Hoger beroep tegen besluiten van het college van burgemeester en wethouders van Castricum inzake omgevingsvergunning voor opslag prefabbetonplaten

In deze zaak gaat het om een hoger beroep van [appellant] tegen de uitspraak van de voorzieningenrechter van de rechtbank Noord-Holland van 8 november 2016. De zaak betreft de besluiten van het college van burgemeester en wethouders van Castricum van 15 september 2016, waarin een omgevingsvergunning werd verleend voor de opslag van prefabbetonplaten door [belanghebbende], een glastuinbouwbedrijf. De Afdeling bestuursrechtspraak van de Raad van State heeft in een tussenuitspraak van 29 november 2017 het college opgedragen om de besluiten toereikend te motiveren en zo nodig te wijzigen. Na aanvullende motivering door het college op 11 januari 2018, heeft [appellant] zijn zienswijze ingediend. De Afdeling heeft geoordeeld dat het college in redelijkheid kon stellen dat de opslag op de prefabbetonplaten geen onaanvaardbare aantasting van de openheid van het landschap met zich meebrengt. De Afdeling heeft vastgesteld dat de haag de opslag niet volledig afschermt, maar dat de openheid van het landschap al door de haag wordt aangetast. De Afdeling heeft het hoger beroep van [appellant] gegrond verklaard, de uitspraak van de rechtbank vernietigd en de besluiten van het college vernietigd wegens strijd met artikel 7:12 van de Algemene wet bestuursrecht. De rechtsgevolgen van de vernietigde besluiten blijven echter in stand.

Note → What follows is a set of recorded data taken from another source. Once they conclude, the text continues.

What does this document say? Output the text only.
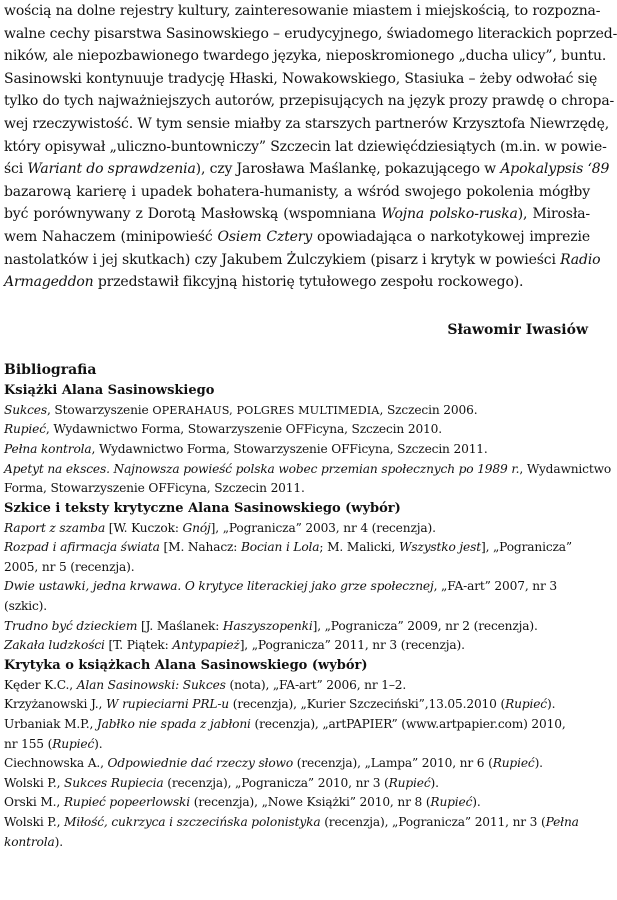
wością na dolne rejestry kultury, zainteresowanie miastem i miejskością, to rozpozna-
walne cechy pisarstwa Sasinowskiego – erudycyjnego, świadomego literackich poprzed-
ników, ale niepozbawionego twardego języka, nieposkromionego „ducha ulicy”, buntu.
Sasinowski kontynuuje tradycję Hłaski, Nowakowskiego, Stasiuka – żeby odwołać się
tylko do tych najważniejszych autorów, przepisujących na język prozy prawdę o chropa-
wej rzeczywistość. W tym sensie miałby za starszych partnerów Krzysztofa Niewrzędę,
który opisywał „uliczno-buntowniczy” Szczecin lat dziewięćdziesiątych (m.in. w powie-
ści Wariant do sprawdzenia), czy Jarosława Maślankę, pokazującego w Apokalypsis ‘89
bazarową karierę i upadek bohatera-humanisty, a wśród swojego pokolenia mógłby
być porównywany z Dorotą Masłowską (wspomniana Wojna polsko-ruska), Mirosła-
wem Nahaczem (minipowieść Osiem Cztery opowiadająca o narkotykowej imprezie
nastolatków i jej skutkach) czy Jakubem Żulczykiem (pisarz i krytyk w powieści Radio
Armageddon przedstawił fikcyjną historię tytułowego zespołu rockowego).
Sławomir Iwasiów
Bibliografia
Książki Alana Sasinowskiego

Sukces, Stowarzyszenie OPERAHAUS, POLGRES MULTIMEDIA, Szczecin 2006.

Rupieć, Wydawnictwo Forma, Stowarzyszenie OFFicyna, Szczecin 2010.

Pełna kontrola, Wydawnictwo Forma, Stowarzyszenie OFFicyna, Szczecin 2011.

Apetyt na eksces. Najnowsza powieść polska wobec przemian społecznych po 1989 r., Wydawnictwo
Forma, Stowarzyszenie OFFicyna, Szczecin 2011.

Szkice i teksty krytyczne Alana Sasinowskiego (wybór)

Raport z szamba [W. Kuczok: Gnój], „Pogranicza” 2003, nr 4 (recenzja).

Rozpad i afirmacja świata [M. Nahacz: Bocian i Lola; M. Malicki, Wszystko jest], „Pogranicza”
2005, nr 5 (recenzja).

Dwie ustawki, jedna krwawa. O krytyce literackiej jako grze społecznej, „FA-art” 2007, nr 3
(szkic).

Trudno być dzieckiem [J. Maślanek: Haszyszopenki], „Pogranicza” 2009, nr 2 (recenzja).

Zakała ludzkości [T. Piątek: Antypapież], „Pogranicza” 2011, nr 3 (recenzja).

Krytyka o książkach Alana Sasinowskiego (wybór)

Kęder K.C., Alan Sasinowski: Sukces (nota), „FA-art” 2006, nr 1–2.

Krzyżanowski J., W rupieciarni PRL-u (recenzja), „Kurier Szczeciński”,13.05.2010 (Rupieć).

Urbaniak M.P., Jabłko nie spada z jabłoni (recenzja), „artPAPIER” (www.artpapier.com) 2010,
nr 155 (Rupieć).

Ciechnowska A., Odpowiednie dać rzeczy słowo (recenzja), „Lampa” 2010, nr 6 (Rupieć).

Wolski P., Sukces Rupiecia (recenzja), „Pogranicza” 2010, nr 3 (Rupieć).

Orski M., Rupieć popeerlowski (recenzja), „Nowe Książki” 2010, nr 8 (Rupieć).

Wolski P., Miłość, cukrzyca i szczecińska polonistyka (recenzja), „Pogranicza” 2011, nr 3 (Pełna
kontrola).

Tevens is het college gelast om het griffierecht aan [appellant] te vergoeden.

Uitspraak

201609021/2/A1.
Datum uitspraak: 4 juli 2018
AFDELING
BESTUURSRECHTSPRAAK
Uitspraak op het hoger beroep van:
[appellant], wonend te Castricum,
tegen de uitspraak van de voorzieningenrechter van de rechtbank Noord-Holland (hierna: de rechtbank) van 8 november 2016 in zaken nrs. 16/4154, 16/4225, 16/4303 en 16/4304 in het geding tussen:
[appellant]
en
het college van burgemeester en wethouders van Castricum.
Procesverloop
Bij tussenuitspraak van 29 november 2017 (hierna: de tussenuitspraak) heeft de Afdeling het college opgedragen om binnen zes weken na verzending van haar uitspraak, met inachtneming van hetgeen daarin is overwogen, de besluiten van 15 september 2016 alsnog toereikend te motiveren en zo nodig te wijzigen. Deze uitspraak is aangehecht.
Bij brief van 11 januari 2018 heeft het college de besluiten van 15 september 2016 van een aanvullende motivering voorzien.
[appellant] heeft een zienswijze ingediend.
Desgevraagd heeft het college bij brief van 26 maart 2018 op deze zienswijze gereageerd. [appellant] en [belanghebbende] zijn in de gelegenheid gesteld op de reactie van het college te reageren. [appellant] heeft daarvan bij brief van 25 april 2018 gebruik gemaakt.
De Afdeling heeft, met gebruikmaking van de in artikel 8:57, tweede lid, aanhef en onder c, van de Algemene wet bestuursrecht (hierna: Awb) neergelegde bevoegdheid, bepaald dat een nader onderzoek ter zitting achterwege blijft en het onderzoek gesloten.
Overwegingen
Inleiding
1.    [belanghebbende] is een glastuinbouwbedrijf, gesitueerd naast de woning van [appellant]. Het voornemen is de verschillende bedrijfslocaties te concentreren op het perceel. Voor een uitbreiding van het bouwvlak tot 1,5 hectare is in maart 2016 een ontwerpbestemmingsplan "[locatie] Bakkum" ter inzage gelegd. In afwachting van de herziening van het thans geldende bestemmingsplan "Buitengebied Castricum" heeft [belanghebbende] een aanvraag ingediend voor het aanleggen van 900 m² prefabbetonplaten. Deze platen zullen worden gebruikt voor de opslag van materialen ten behoeve van het bedrijf. De prefabbetonplaten komen achter de woning van [appellant] te liggen.
Tussenuitspraak
2.    [appellant] heeft in hoger beroep onder meer betoogd dat het gebruik van de prefabbetonplaten voor opslag in strijd is met het gemeentelijk beleid dat uitgaat van het aantrekkelijk houden en openhouden van het landelijk gebied van de gemeente.
Het college heeft zich op het standpunt gesteld dat het gebruik van de prefabbetonplaten voor opslag voldoet aan het ruimtelijk beleid en geen afbreuk doet aan de landschappelijke waarden van het buitengebied, waaronder het behoud van de openheid van het gebied. Het college heeft in dat verband verwezen naar een positief advies van het bureau Natuurlijke Zaken van 31 maart 2016.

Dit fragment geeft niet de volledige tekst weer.